Declassified files prove Netaji did not live in USSR, says UK website
London: The 100 Indian government files declassified by India confirm that Netaji Subhas Chandra Bose did not live in the former Soviet Union in or after 1945, said a UK website set up to chart the last days of the nationalist leader.
The Russian government informed the Indian Embassy in Moscow in 1992 and 1995 there is no record of Netaji being in the Soviet Union in or after 1945, the website bosefiles.info said as it reiterated its claim on December 7 denying that Bose escaped to the Soviet Union in 1945.
The website was set up in London to chronicle the truth about how Bose met his end.
As a maiden disclosure it rendered the speculation among a section of people that he escaped to the Soviet Union instead of perishing after a plane crash in Taipei on August 18, 1945 redundant.
Notes exchanged between the Prime Minister's Office and other union ministries in the mid-1990s uphold the revelation made by bosefiles.info that there were two replies from the Russian Ministry of Foreign Affairs to queries from the Indian Embassy categorically stating its point.
In the first response on January 8, 1992, the Russians said "no information whatsoever is available on the stay of the former President of the Indian National Congress, Netaji Subhas Chandra Bose, in the Soviet Union in 1945 and thereafter".
In the second response dated October 27, 1995, the Russians reiterated "no information has come to light on the stay of Subhas Chandra Bose on the territory of the former USSR in 1945 and in subsequent years".

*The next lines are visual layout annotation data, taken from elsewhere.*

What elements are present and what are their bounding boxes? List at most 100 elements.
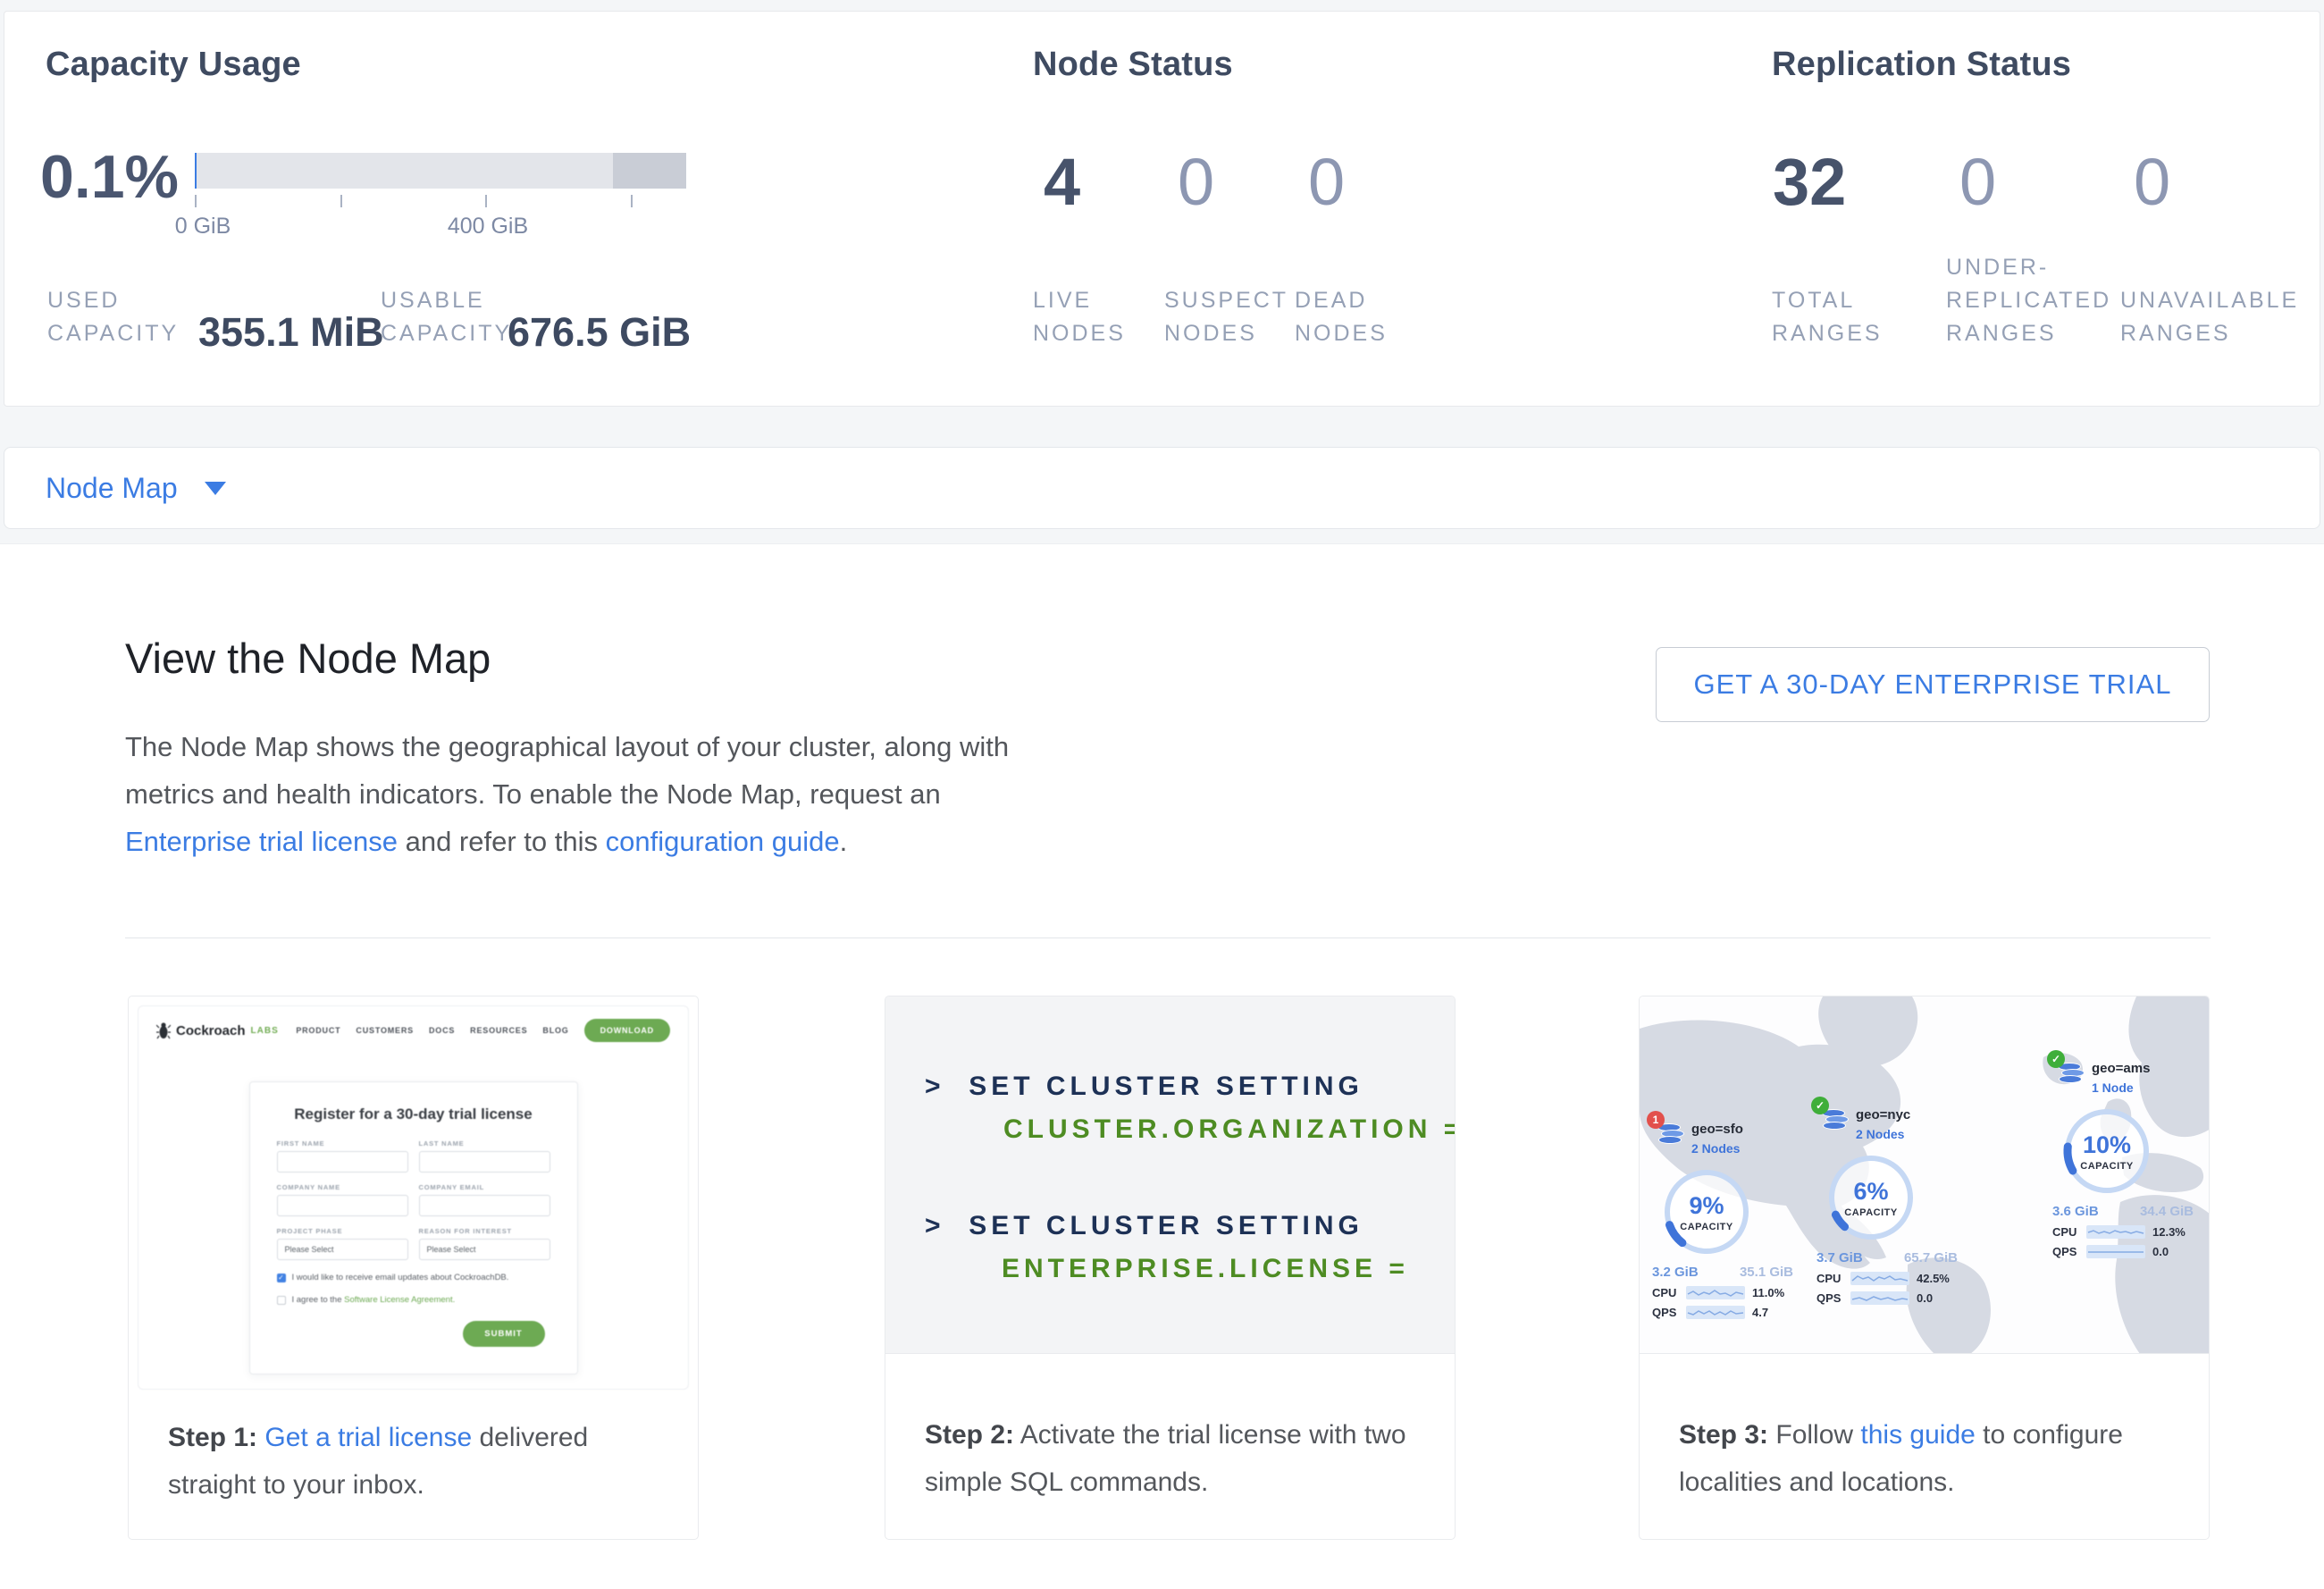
- get-trial-license-link[interactable]: Get a trial license: [264, 1423, 472, 1452]
- capacity-tick: [485, 195, 487, 207]
- node-status-title: Node Status: [1033, 46, 1233, 84]
- cpu-label: CPU: [1816, 1272, 1850, 1285]
- capacity-gauge: 9% CAPACITY: [1657, 1163, 1756, 1261]
- chevron-down-icon: [205, 482, 226, 495]
- node-stack-icon: [1657, 1125, 1684, 1144]
- project-phase-label: PROJECT PHASE: [277, 1227, 408, 1235]
- company-name-label: COMPANY NAME: [277, 1183, 408, 1191]
- configuration-guide-link[interactable]: configuration guide: [606, 826, 840, 857]
- cpu-sparkline: [2086, 1225, 2145, 1239]
- cpu-value: 11.0%: [1752, 1286, 1784, 1299]
- this-guide-link[interactable]: this guide: [1860, 1420, 1975, 1450]
- company-email-label: COMPANY EMAIL: [419, 1183, 550, 1191]
- node-stack-icon: [2058, 1064, 2085, 1083]
- sql-cluster-organization: CLUSTER.ORGANIZATION =: [1003, 1114, 1456, 1145]
- nodemap-selector-label: Node Map: [46, 472, 178, 505]
- locality-name: geo=sfo: [1691, 1122, 1743, 1137]
- sql-set-cluster-setting-1: > SET CLUSTER SETTING: [925, 1072, 1363, 1102]
- capacity-tick: [631, 195, 633, 207]
- capacity-used: 3.2 GiB: [1652, 1265, 1699, 1280]
- step2-card: > SET CLUSTER SETTING CLUSTER.ORGANIZATI…: [885, 996, 1456, 1540]
- node-stack-icon: [1822, 1111, 1849, 1130]
- capacity-tick: [340, 195, 342, 207]
- step1-card: Cockroach LABS PRODUCT CUSTOMERS DOCS RE…: [128, 996, 699, 1540]
- step1-caption: Step 1: Get a trial license delivered st…: [129, 1391, 698, 1509]
- capacity-percent: 9%: [1689, 1192, 1724, 1220]
- locality-name: geo=ams: [2092, 1061, 2150, 1076]
- first-name-label: FIRST NAME: [277, 1139, 408, 1148]
- qps-value: 4.7: [1752, 1306, 1768, 1319]
- cpu-sparkline: [1850, 1272, 1909, 1285]
- capacity-usage-title: Capacity Usage: [46, 46, 301, 84]
- dead-nodes-label: DEAD NODES: [1295, 284, 1388, 350]
- trial-registration-screenshot: Cockroach LABS PRODUCT CUSTOMERS DOCS RE…: [138, 1005, 689, 1390]
- cpu-value: 12.3%: [2152, 1225, 2186, 1239]
- live-nodes-count: 4: [1044, 144, 1080, 220]
- capacity-percent: 6%: [1853, 1178, 1888, 1206]
- capacity-used: 3.6 GiB: [2052, 1204, 2099, 1219]
- locality-widget-nyc: ✓ geo=nyc 2 Nodes 6% CAPACITY: [1816, 1107, 1959, 1305]
- qps-value: 0.0: [2152, 1245, 2169, 1258]
- capacity-percent: 10%: [2083, 1131, 2131, 1159]
- last-name-field: [419, 1151, 550, 1173]
- nodemap-enterprise-section: View the Node Map The Node Map shows the…: [0, 543, 2324, 1589]
- capacity-label: CAPACITY: [1844, 1207, 1897, 1218]
- used-capacity-value: 355.1 MiB: [198, 309, 384, 356]
- capacity-total: 34.4 GiB: [2140, 1204, 2194, 1219]
- reason-for-interest-select: Please Select: [419, 1239, 550, 1260]
- capacity-bar-non-usable: [613, 153, 687, 189]
- cockroach-bug-icon: [156, 1022, 171, 1039]
- reason-for-interest-label: REASON FOR INTEREST: [419, 1227, 550, 1235]
- capacity-total: 35.1 GiB: [1740, 1265, 1793, 1280]
- status-ok-icon: ✓: [1811, 1097, 1829, 1114]
- locality-widget-ams: ✓ geo=ams 1 Node 10% CAPACITY: [2052, 1061, 2195, 1258]
- qps-sparkline: [1850, 1291, 1909, 1305]
- site-nav: PRODUCT CUSTOMERS DOCS RESOURCES BLOG DO…: [296, 1019, 670, 1042]
- nav-item-docs: DOCS: [429, 1026, 455, 1035]
- get-enterprise-trial-button[interactable]: GET A 30-DAY ENTERPRISE TRIAL: [1656, 647, 2210, 722]
- nodemap-description: The Node Map shows the geographical layo…: [125, 723, 1019, 865]
- step3-text: Follow: [1768, 1420, 1860, 1450]
- step2-caption: Step 2: Activate the trial license with …: [885, 1354, 1455, 1506]
- cpu-sparkline: [1686, 1286, 1745, 1299]
- nodemap-preview-image: 1 geo=sfo 2 Nodes 9% CAPACITY: [1640, 996, 2209, 1354]
- download-button: DOWNLOAD: [584, 1019, 670, 1042]
- description-text: .: [840, 826, 848, 857]
- enterprise-trial-license-link[interactable]: Enterprise trial license: [125, 826, 398, 857]
- step3-label: Step 3:: [1679, 1420, 1768, 1450]
- capacity-label: CAPACITY: [1680, 1222, 1733, 1232]
- email-updates-checkbox: ✓: [277, 1274, 286, 1282]
- qps-label: QPS: [2052, 1245, 2086, 1258]
- section-divider: [125, 937, 2211, 938]
- capacity-gauge: 10% CAPACITY: [2058, 1102, 2156, 1200]
- description-text: and refer to this: [398, 826, 606, 857]
- brand-name: Cockroach: [176, 1023, 246, 1038]
- locality-name: geo=nyc: [1856, 1107, 1910, 1122]
- step3-caption: Step 3: Follow this guide to configure l…: [1640, 1354, 2209, 1506]
- step2-label: Step 2:: [925, 1420, 1014, 1450]
- dead-nodes-count: 0: [1308, 144, 1345, 220]
- capacity-bar: [195, 153, 686, 189]
- form-title: Register for a 30-day trial license: [277, 1106, 550, 1123]
- sql-commands-preview: > SET CLUSTER SETTING CLUSTER.ORGANIZATI…: [885, 996, 1455, 1354]
- last-name-label: LAST NAME: [419, 1139, 550, 1148]
- usable-capacity-label: USABLE CAPACITY: [381, 284, 512, 350]
- usable-capacity-value: 676.5 GiB: [508, 309, 691, 356]
- used-capacity-label: USED CAPACITY: [47, 284, 179, 350]
- company-name-field: [277, 1195, 408, 1216]
- suspect-nodes-count: 0: [1178, 144, 1214, 220]
- nav-item-product: PRODUCT: [296, 1026, 340, 1035]
- cpu-label: CPU: [1652, 1286, 1686, 1299]
- sql-enterprise-license: ENTERPRISE.LICENSE =: [1002, 1254, 1409, 1284]
- capacity-tick-label: 0 GiB: [175, 214, 231, 240]
- qps-sparkline: [2086, 1245, 2145, 1258]
- capacity-bar-used: [195, 153, 197, 189]
- capacity-total: 65.7 GiB: [1904, 1250, 1958, 1265]
- capacity-label: CAPACITY: [2080, 1161, 2133, 1172]
- nav-item-customers: CUSTOMERS: [356, 1026, 414, 1035]
- nav-item-resources: RESOURCES: [470, 1026, 527, 1035]
- brand-suffix: LABS: [251, 1026, 279, 1036]
- locality-node-count: 2 Nodes: [1856, 1127, 1904, 1141]
- nodemap-view-selector[interactable]: Node Map: [4, 447, 2320, 529]
- total-ranges-count: 32: [1773, 144, 1846, 220]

Ashis Ray, Netaji's grandnephew and creator of website bosefiles.info, reacted, "The confirmation from the declassified Indian government files is gratifying. It proves the website has been on the right track from day one".
Mr Ray added, "Nothing in the 100 files released by Modi contradicts the facts collated and posted on bosefiles.info and no file anywhere in the world ever will. We are dealing with truth and nothing but the truth".
Netaji died in an air crash in Taipei on August 18, 1945, according to documents that form part of 100 secret files, comprising 16,600 pages which were made public by Prime Minister Narendra Modi on Netaji's 119th birth anniversary on Saturday.